One of the deliverables of this project is a “mobile bookmarklet tool”, which is intended to help address the difficulty of entering a complex password into a mobile keyboard. The difficulties encountered tend to be with accessing special characters and achieving complete accuracy, especially in password fields where characters are hidden as soon as you type them.
The original concept of the bookmarklet tool was that once a user had linked to a content provider’s website through EZproxy and had been asked to authenticate via the OU SAMS authentication system they would then be able to bookmark each site within a mobile application. The user could then easily return to the content provider’s site without having to remember the URL, connect through EZproxy or enter their authentication details. However, the project board raised concerns about the security of this approach as it could enable anyone who got hold of a mobile phone belonging to a valid user to access our eResources.
Our alternative approach is inspired by an earlier OU Library project called RISE (Recommendations Improve the Search Experience), which experimented with a token based method to authenticate users from a Google Gadget.

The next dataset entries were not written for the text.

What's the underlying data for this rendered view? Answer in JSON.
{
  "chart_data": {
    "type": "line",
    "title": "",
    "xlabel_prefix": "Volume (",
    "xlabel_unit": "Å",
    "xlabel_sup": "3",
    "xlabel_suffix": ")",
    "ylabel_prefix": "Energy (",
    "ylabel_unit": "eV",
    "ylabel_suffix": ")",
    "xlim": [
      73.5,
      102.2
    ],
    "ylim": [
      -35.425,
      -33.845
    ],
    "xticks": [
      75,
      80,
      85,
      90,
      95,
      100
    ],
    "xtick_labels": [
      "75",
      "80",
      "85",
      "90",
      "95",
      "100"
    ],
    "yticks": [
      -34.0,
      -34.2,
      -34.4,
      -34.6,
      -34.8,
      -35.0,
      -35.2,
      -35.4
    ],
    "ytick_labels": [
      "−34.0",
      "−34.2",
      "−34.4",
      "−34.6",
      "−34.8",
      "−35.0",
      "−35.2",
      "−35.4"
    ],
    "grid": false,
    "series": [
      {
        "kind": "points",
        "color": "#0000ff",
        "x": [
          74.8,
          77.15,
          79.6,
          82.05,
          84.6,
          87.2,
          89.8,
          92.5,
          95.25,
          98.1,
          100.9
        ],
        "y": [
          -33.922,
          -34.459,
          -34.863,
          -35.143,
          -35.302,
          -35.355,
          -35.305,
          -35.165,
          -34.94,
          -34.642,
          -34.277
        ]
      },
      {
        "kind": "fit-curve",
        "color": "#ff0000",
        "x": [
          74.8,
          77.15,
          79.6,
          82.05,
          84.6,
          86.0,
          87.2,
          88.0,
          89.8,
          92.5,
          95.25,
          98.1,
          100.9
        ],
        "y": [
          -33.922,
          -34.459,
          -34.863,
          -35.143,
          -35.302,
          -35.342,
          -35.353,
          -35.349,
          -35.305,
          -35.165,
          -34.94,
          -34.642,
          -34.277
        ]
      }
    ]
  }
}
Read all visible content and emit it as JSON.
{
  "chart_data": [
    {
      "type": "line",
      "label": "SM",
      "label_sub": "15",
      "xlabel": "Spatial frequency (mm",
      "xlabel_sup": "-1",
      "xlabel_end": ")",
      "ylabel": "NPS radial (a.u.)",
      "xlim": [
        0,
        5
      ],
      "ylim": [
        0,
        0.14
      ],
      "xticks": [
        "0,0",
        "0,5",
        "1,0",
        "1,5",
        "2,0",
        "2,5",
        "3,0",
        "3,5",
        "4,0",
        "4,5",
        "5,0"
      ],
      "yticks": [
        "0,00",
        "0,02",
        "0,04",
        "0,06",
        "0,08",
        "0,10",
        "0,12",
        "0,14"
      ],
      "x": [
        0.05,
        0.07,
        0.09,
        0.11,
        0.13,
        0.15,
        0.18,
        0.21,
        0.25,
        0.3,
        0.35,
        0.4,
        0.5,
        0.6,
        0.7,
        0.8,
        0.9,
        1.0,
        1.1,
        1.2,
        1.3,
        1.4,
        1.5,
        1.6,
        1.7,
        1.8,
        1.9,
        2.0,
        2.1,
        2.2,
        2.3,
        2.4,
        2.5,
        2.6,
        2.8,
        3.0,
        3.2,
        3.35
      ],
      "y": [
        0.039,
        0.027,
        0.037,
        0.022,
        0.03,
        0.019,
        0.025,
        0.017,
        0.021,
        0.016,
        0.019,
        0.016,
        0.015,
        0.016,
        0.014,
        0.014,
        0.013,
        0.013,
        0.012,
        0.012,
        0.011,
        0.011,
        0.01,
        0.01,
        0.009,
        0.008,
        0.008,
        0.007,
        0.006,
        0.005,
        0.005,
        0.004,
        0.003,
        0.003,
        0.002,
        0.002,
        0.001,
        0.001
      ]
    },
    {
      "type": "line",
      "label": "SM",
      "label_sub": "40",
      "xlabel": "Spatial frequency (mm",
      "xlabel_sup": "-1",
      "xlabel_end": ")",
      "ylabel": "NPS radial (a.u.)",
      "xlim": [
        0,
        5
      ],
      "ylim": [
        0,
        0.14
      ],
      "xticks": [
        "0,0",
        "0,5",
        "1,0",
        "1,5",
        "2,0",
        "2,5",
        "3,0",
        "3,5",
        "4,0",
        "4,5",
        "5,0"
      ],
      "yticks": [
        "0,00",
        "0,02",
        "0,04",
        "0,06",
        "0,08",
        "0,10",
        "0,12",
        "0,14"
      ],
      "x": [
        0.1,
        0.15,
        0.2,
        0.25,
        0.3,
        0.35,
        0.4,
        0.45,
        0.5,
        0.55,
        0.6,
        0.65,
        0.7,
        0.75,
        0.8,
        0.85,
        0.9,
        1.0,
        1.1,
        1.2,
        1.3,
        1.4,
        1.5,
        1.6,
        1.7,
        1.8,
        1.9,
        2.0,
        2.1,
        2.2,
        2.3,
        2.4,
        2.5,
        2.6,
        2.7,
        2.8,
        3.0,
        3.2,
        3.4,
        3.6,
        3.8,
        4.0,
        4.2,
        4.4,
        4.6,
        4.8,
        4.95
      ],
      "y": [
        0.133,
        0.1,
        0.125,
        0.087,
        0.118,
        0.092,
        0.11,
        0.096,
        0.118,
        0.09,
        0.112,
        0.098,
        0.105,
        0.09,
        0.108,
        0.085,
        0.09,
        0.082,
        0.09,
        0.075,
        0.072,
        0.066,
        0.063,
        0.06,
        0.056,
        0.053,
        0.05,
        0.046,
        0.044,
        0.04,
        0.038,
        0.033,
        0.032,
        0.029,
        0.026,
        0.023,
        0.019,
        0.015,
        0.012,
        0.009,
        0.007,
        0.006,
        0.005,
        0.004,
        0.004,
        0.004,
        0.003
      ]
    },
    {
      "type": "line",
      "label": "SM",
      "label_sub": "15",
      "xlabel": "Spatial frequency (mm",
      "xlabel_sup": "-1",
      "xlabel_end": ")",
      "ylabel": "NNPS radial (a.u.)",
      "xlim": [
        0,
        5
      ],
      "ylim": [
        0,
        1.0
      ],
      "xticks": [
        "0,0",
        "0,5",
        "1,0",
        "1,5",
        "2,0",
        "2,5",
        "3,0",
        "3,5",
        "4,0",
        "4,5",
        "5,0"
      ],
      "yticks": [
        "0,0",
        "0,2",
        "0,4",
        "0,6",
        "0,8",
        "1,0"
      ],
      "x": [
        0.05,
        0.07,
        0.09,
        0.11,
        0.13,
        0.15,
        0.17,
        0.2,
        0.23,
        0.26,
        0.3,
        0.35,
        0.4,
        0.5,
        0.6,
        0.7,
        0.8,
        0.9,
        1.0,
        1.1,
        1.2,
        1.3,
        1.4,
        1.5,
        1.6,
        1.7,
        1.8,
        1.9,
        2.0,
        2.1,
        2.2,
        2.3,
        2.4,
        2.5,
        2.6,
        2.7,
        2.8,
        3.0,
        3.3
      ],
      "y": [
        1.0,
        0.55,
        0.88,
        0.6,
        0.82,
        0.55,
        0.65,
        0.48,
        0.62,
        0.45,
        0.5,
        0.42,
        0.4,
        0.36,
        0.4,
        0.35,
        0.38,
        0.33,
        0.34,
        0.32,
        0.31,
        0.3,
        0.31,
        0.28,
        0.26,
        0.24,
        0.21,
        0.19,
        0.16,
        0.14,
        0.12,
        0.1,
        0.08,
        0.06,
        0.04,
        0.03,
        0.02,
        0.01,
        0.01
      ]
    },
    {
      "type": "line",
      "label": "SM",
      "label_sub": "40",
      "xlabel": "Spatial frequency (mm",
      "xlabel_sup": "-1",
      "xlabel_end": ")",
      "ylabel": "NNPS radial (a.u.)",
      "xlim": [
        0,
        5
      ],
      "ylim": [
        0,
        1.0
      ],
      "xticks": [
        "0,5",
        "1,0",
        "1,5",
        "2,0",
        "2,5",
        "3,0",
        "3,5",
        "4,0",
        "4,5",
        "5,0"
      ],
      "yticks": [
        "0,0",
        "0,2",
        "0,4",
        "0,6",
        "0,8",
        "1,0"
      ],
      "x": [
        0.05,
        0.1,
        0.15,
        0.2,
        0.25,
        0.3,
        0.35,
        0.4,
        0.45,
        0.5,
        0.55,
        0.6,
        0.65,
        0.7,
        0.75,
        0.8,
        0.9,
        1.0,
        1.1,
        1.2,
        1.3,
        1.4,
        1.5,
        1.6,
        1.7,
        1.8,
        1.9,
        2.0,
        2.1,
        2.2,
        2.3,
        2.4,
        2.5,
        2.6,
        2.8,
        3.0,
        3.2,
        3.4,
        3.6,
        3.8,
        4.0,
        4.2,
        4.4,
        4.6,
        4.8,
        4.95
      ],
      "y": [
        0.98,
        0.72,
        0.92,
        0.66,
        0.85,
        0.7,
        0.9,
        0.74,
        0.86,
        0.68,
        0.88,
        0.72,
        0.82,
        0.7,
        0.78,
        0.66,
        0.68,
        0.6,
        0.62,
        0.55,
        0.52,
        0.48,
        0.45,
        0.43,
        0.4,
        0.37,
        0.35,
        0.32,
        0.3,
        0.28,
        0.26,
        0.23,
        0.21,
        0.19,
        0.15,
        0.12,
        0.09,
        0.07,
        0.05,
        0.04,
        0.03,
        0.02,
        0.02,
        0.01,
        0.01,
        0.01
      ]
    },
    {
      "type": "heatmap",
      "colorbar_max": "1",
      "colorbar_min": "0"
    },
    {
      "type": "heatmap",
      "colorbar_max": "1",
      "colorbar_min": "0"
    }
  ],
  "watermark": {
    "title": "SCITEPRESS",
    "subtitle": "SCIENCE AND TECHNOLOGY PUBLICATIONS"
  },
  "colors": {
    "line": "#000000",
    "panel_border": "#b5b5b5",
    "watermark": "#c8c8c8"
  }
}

The planned approach for MACON will be
- Pass the user to a SAMS-Protected page generates a hash token, and redirects the user to a mobile authentication page with the token as a URL parameter, and stores this token in the database.
- The user is provided with a 6 digit PIN which they can thereafter use in place of their SAMS password for signing in to the mobile website
- When a user accesses the mobile website and is prompted to sign in, they enter their OU Computer Username and PIN, which is checked against the database entry stored in step 2.
We are just starting to develop this prototype and will have to ensure that the OU’s IT department are happy with this approach before we roll it out. The advantage of this approach is that no data is stored locally on the device, but it will need testing with users to ensure they are able to recall both a PIN and their usual password.
Thanks for keeping us updated on progress with this, Keren – I know it’s something many libraries are trying to tackle.
Does this approach still take the user through the same process in terms of getting through the EZproxy and getting to the resource? I know some devices have problems with a lot of different redirects, is this something that you have come across? Would this help that problem or is this just to solve the complex password problem?
The user will still be taken through EZproxy, but there will only be one redirection from the OU’s athentication system to EBSCO via EZproxy. We don’t have it sufficently well developed to test yet, but I’ll let you know how it goes.
Thanks Keren – look forward to hearing more as it develops.